The Supreme Court may be ready to overturn Bridgegate fraud convictions

Two people, Chris Christie’s aide Bridget Anne Kelly and Port Authority director Bill Baroni, were convicted of fraud in connection with Bridgegate. Kelly was sentenced to 13 months in prison last April but has remained out while the case is being appealed. Now the Supreme Court is hearing an appeal of the case and Fox News reports that several of the Justices appear ready to overturn the fraud conviction.

A majority of justices wondered whether the public corruption case went too far, appearing to agree this was more about an unfortunate politically motivated scheme, where no money or property was exchanged for political favors…

“Isn’t it often the case that somebody who has the authority to do something may lie about why the person is doing the thing because, if the real reason was exposed, it would cause a furor, people would be angry,” said Justice Samuel Alito. “But that doesn’t show the person doesn’t have the authority to do it.”

NBC News has more on the Justices skeptical of the government’s case:

“The object of this deception was not to obtain property. The object was to create a traffic jam. The object was to benefit people politically,” Justice Elena Kagan said.

Chief Justice John Roberts made the same point.

“The object of the scheme was not to commandeer lanes on the bridge,” he said. “The object was to cause a traffic jam in Fort Lee.”…

“The government is filled with rules.

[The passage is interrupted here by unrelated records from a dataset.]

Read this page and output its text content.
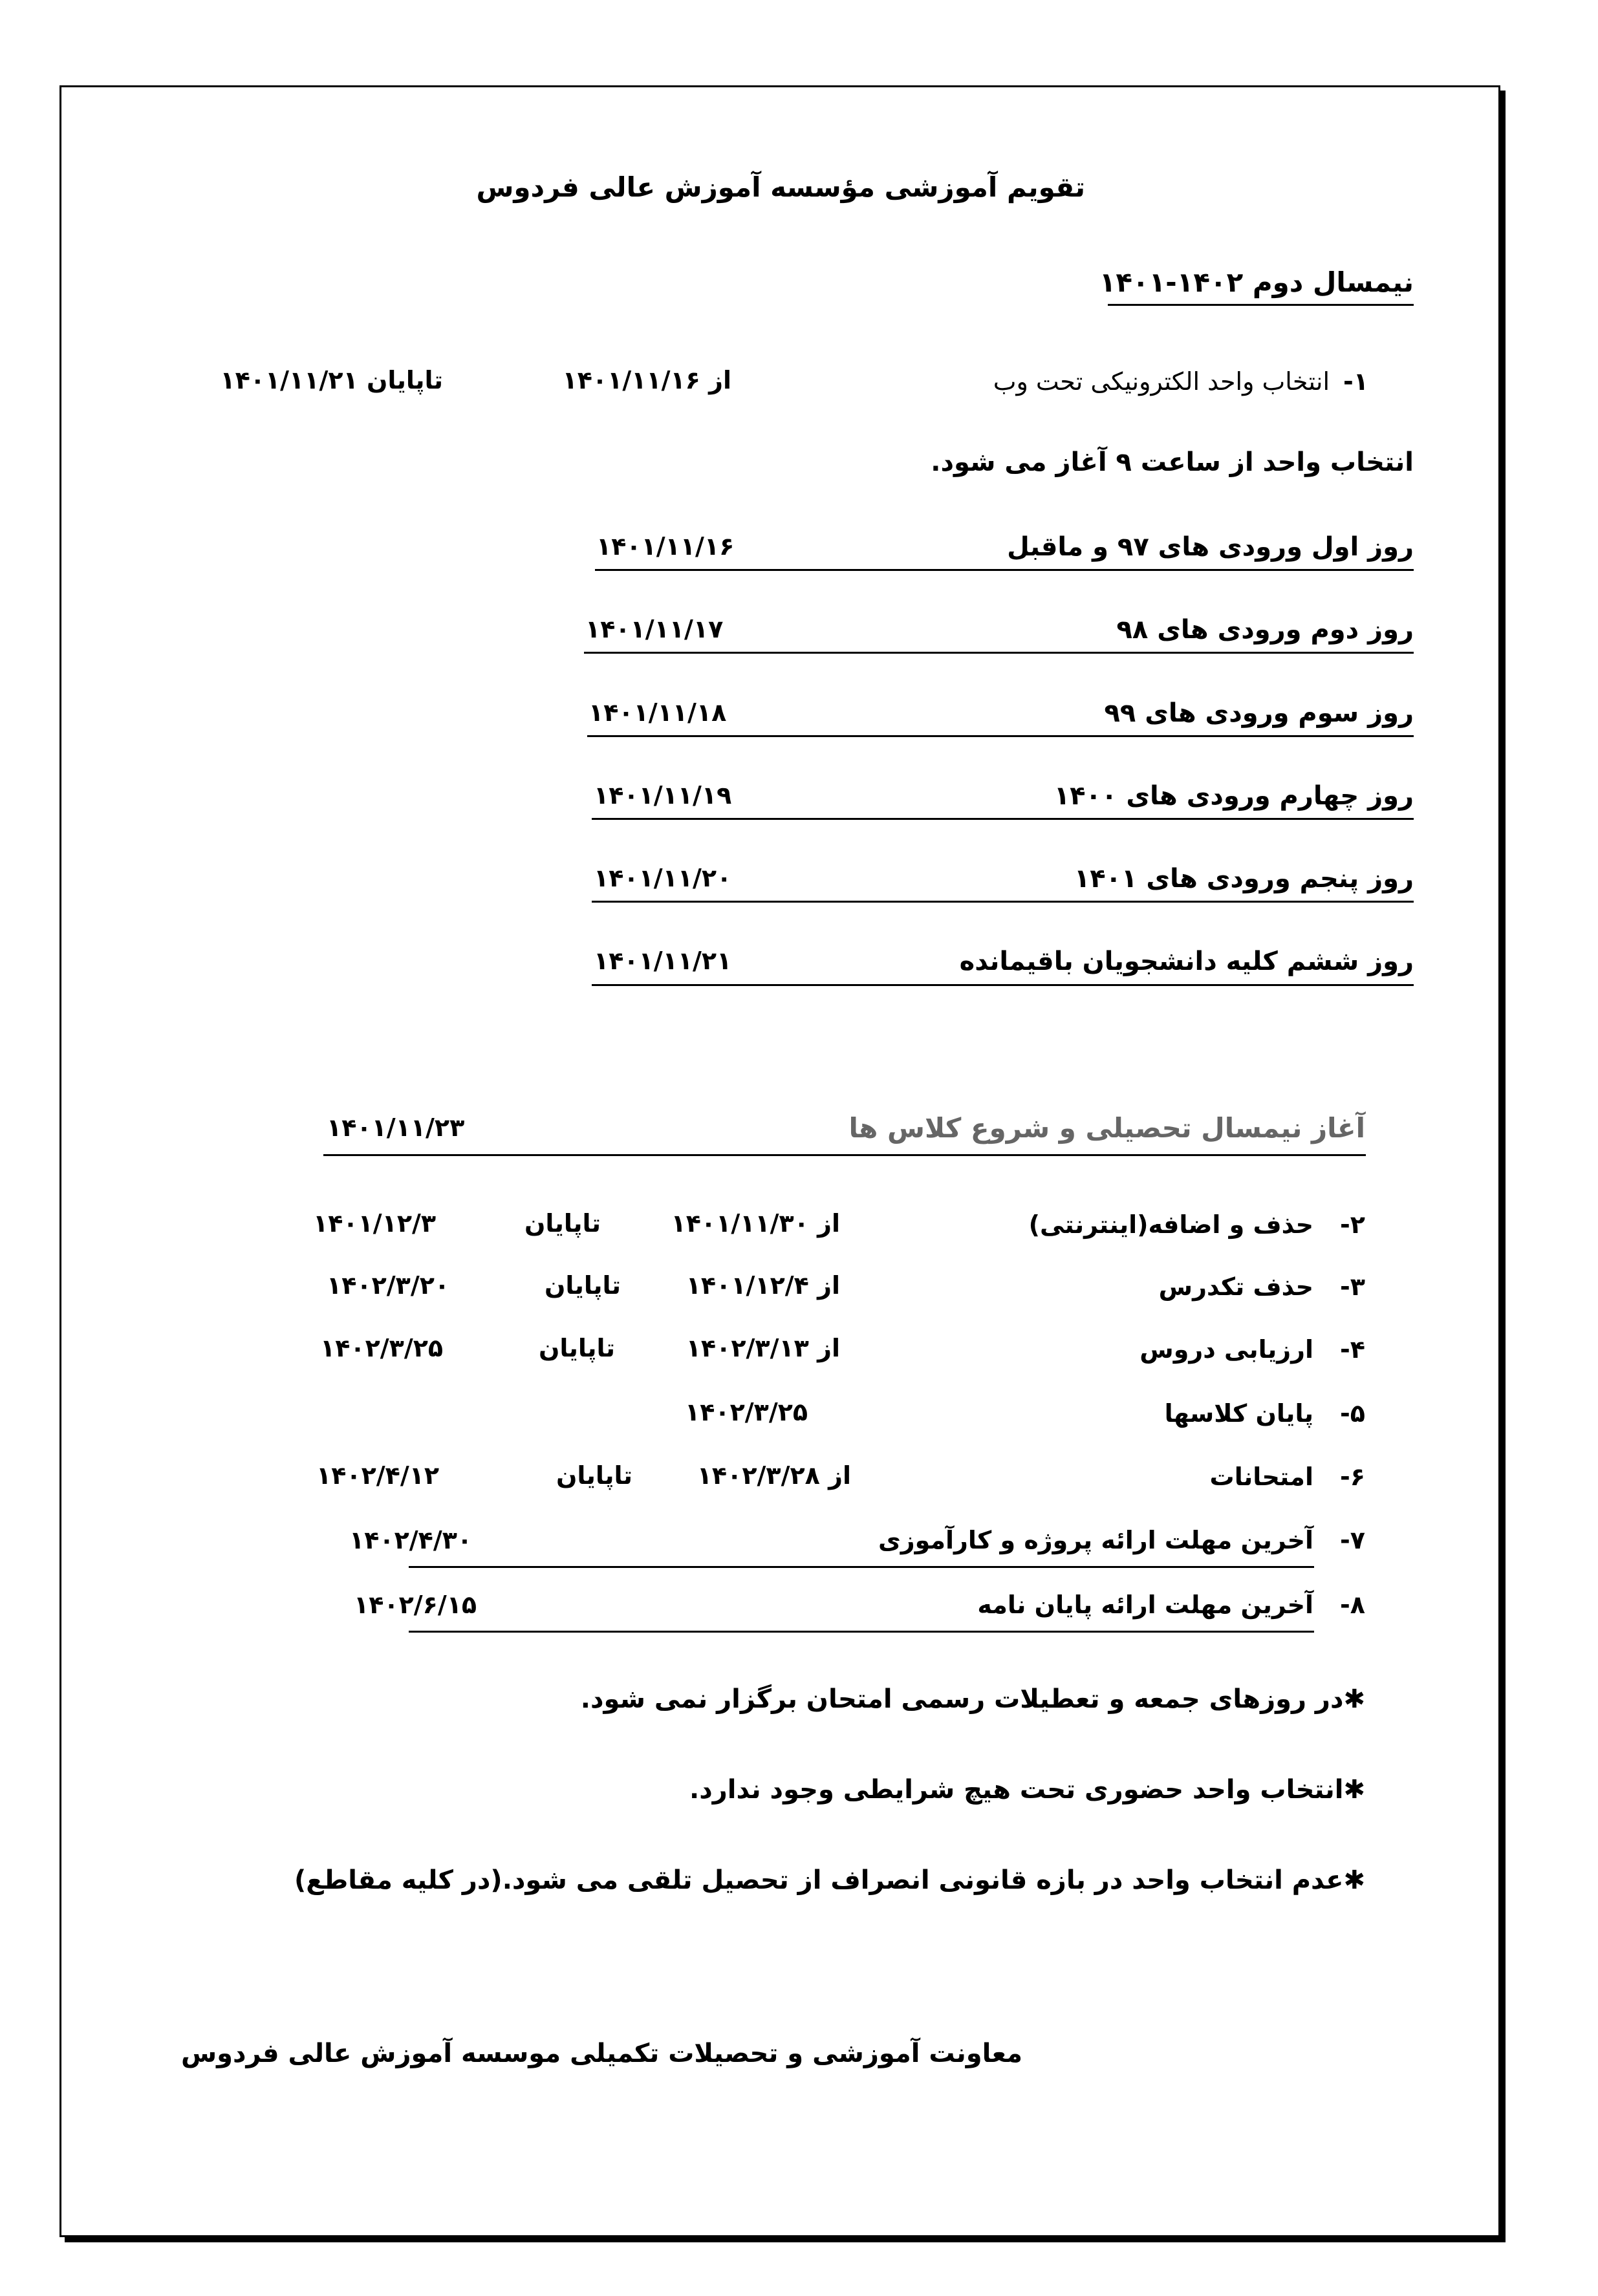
تقویم آموزشی مؤسسه آموزش عالی فردوس
نیمسال دوم ۱۴۰۲-۱۴۰۱
-۱
انتخاب واحد الکترونیکی تحت وب
از ۱۴۰۱/۱۱/۱۶
تاپایان ۱۴۰۱/۱۱/۲۱
انتخاب واحد از ساعت ۹ آغاز می شود.
روز اول ورودی های ۹۷ و ماقبل
۱۴۰۱/۱۱/۱۶
روز دوم ورودی های ۹۸
۱۴۰۱/۱۱/۱۷
روز سوم ورودی های ۹۹
۱۴۰۱/۱۱/۱۸
روز چهارم ورودی های ۱۴۰۰
۱۴۰۱/۱۱/۱۹
روز پنجم ورودی های ۱۴۰۱
۱۴۰۱/۱۱/۲۰
روز ششم کلیه دانشجویان باقیمانده
۱۴۰۱/۱۱/۲۱
آغاز نیمسال تحصیلی و شروع کلاس ها
۱۴۰۱/۱۱/۲۳
-۲
حذف و اضافه(اینترنتی)
از ۱۴۰۱/۱۱/۳۰
تاپایان
۱۴۰۱/۱۲/۳
-۳
حذف تکدرس
از ۱۴۰۱/۱۲/۴
تاپایان
۱۴۰۲/۳/۲۰
-۴
ارزیابی دروس
از ۱۴۰۲/۳/۱۳
تاپایان
۱۴۰۲/۳/۲۵
-۵
پایان کلاسها
۱۴۰۲/۳/۲۵
-۶
امتحانات
از ۱۴۰۲/۳/۲۸
تاپایان
۱۴۰۲/۴/۱۲
-۷
آخرین مهلت ارائه پروژه و کارآموزی
۱۴۰۲/۴/۳۰
-۸
آخرین مهلت ارائه پایان نامه
۱۴۰۲/۶/۱۵
✱در روزهای جمعه و تعطیلات رسمی امتحان برگزار نمی شود.
✱انتخاب واحد حضوری تحت هیچ شرایطی وجود ندارد.
✱عدم انتخاب واحد در بازه قانونی انصراف از تحصیل تلقی می شود.(در کلیه مقاطع)
معاونت آموزشی و تحصیلات تکمیلی موسسه آموزش عالی فردوس
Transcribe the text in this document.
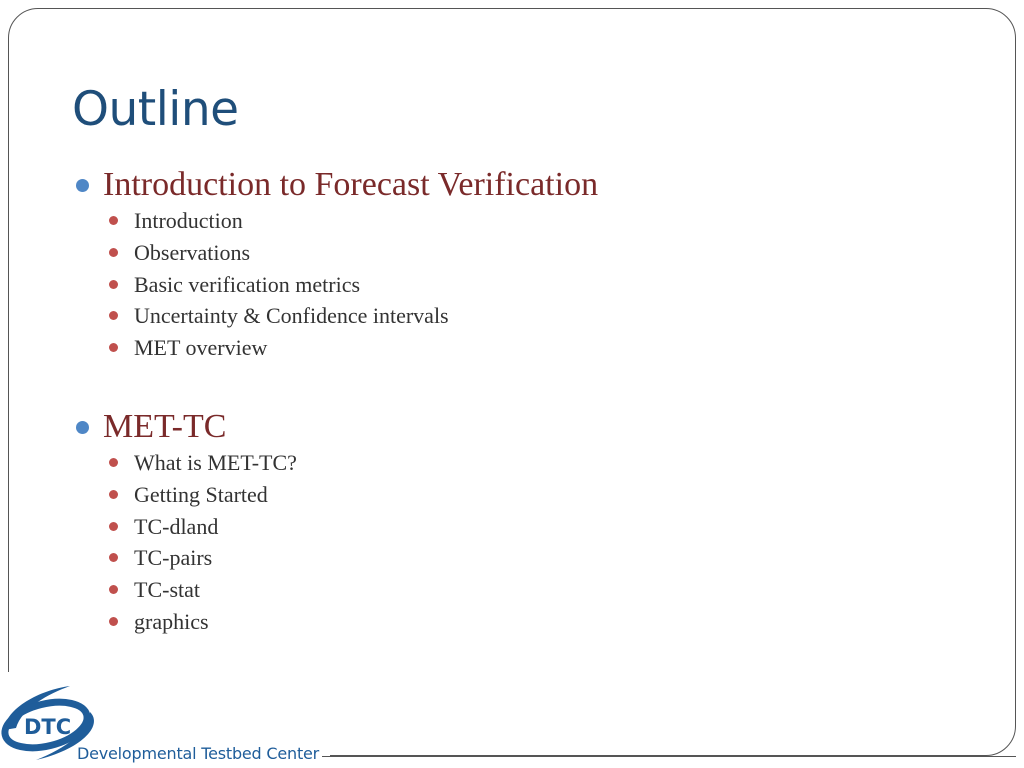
Outline
Introduction to Forecast Verification
Introduction
Observations
Basic verification metrics
Uncertainty & Confidence intervals
MET overview
MET-TC
What is MET-TC?
Getting Started
TC-dland
TC-pairs
TC-stat
graphics
DTC
Developmental Testbed Center
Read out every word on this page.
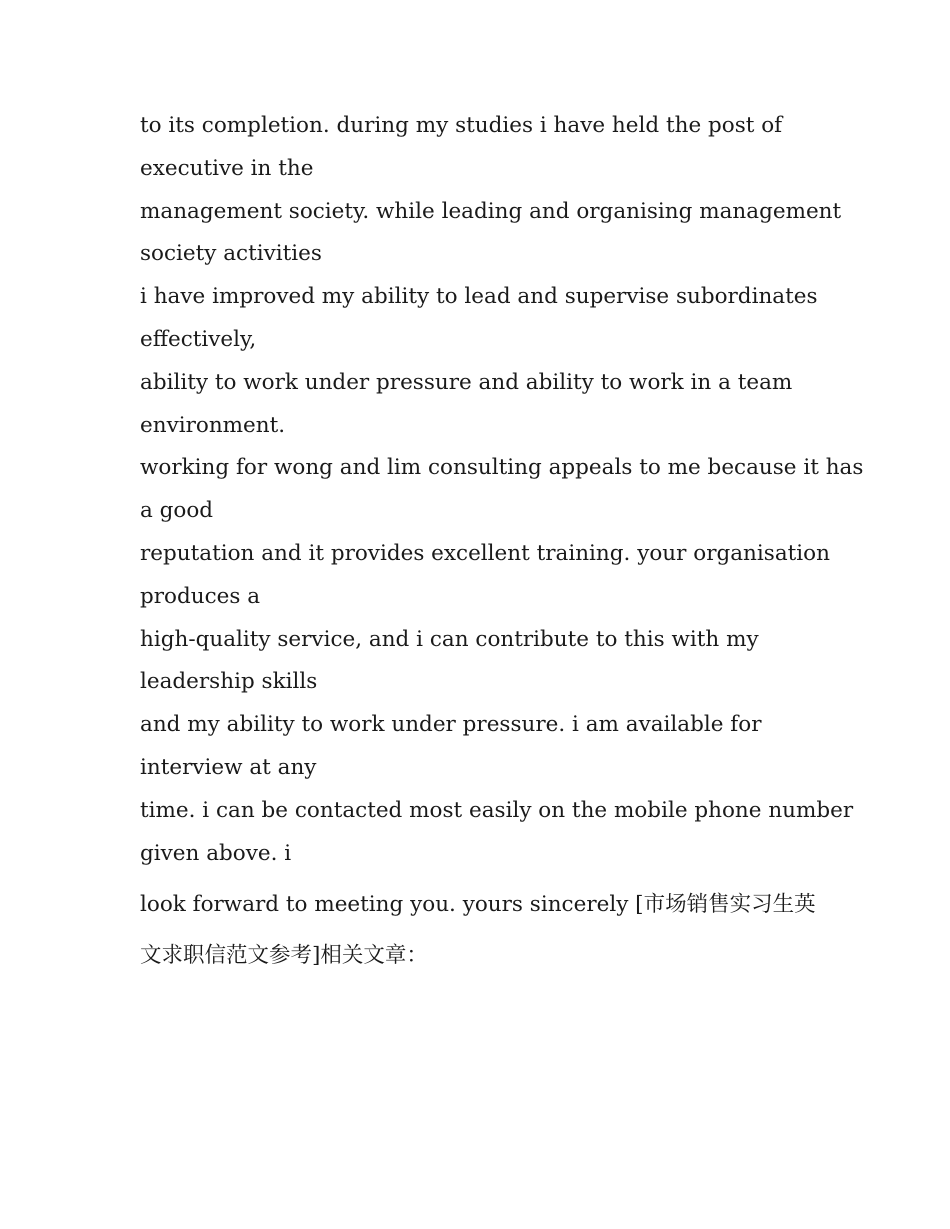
to its completion. during my studies i have held the post of
executive in the
management society. while leading and organising management
society activities
i have improved my ability to lead and supervise subordinates
effectively,
ability to work under pressure and ability to work in a team
environment.
working for wong and lim consulting appeals to me because it has
a good
reputation and it provides excellent training. your organisation
produces a
high-quality service, and i can contribute to this with my
leadership skills
and my ability to work under pressure. i am available for
interview at any
time. i can be contacted most easily on the mobile phone number
given above. i
look forward to meeting you. yours sincerely [市场销售实习生英文求职信范文参考]相关文章：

And there are numerous instances where a person might say something untrue about something related to a rule that gives him authority for that,” Justice Stephen Breyer said. “I don’t see how this case works.”

So it’s not shaping up to be a traditional left-right divide in this case because you have Kagan and Breyer both expressing the same basic points as Roberts and Alito.

A ruling in favor of the lower court convictions could open elected officials to fraud charges anytime they used their authority but aren’t truthful about why they were doing it. NBC offers the example of a mayor who uses his authority to fill potholes in a neighborhood where his supporters live. He may claim he’s just doing the city’s business by filling potholes but what if his motivation has a political element to it. Does that open him up to federal fraud charges?

Justices Ginsburg and Sotomayor were the only members of the Supreme Court who seemed to find the government case convincing.

Justice Ruth Bader Ginsburg was skeptical, pushing back at claims that public resource costs associated the scheme were “incidental” to the political motives to cause a traffic jam.

“Why do you call it incidental? I mean, it was essential to the scheme,” Ginsburg said…

Justice Sonia Sotomayor said she was concerned about headlines like “Our public officials now can use government resources for their private ends.”

Chris Christie was present at the court for today’s arguments. The court’s decision will be released in June.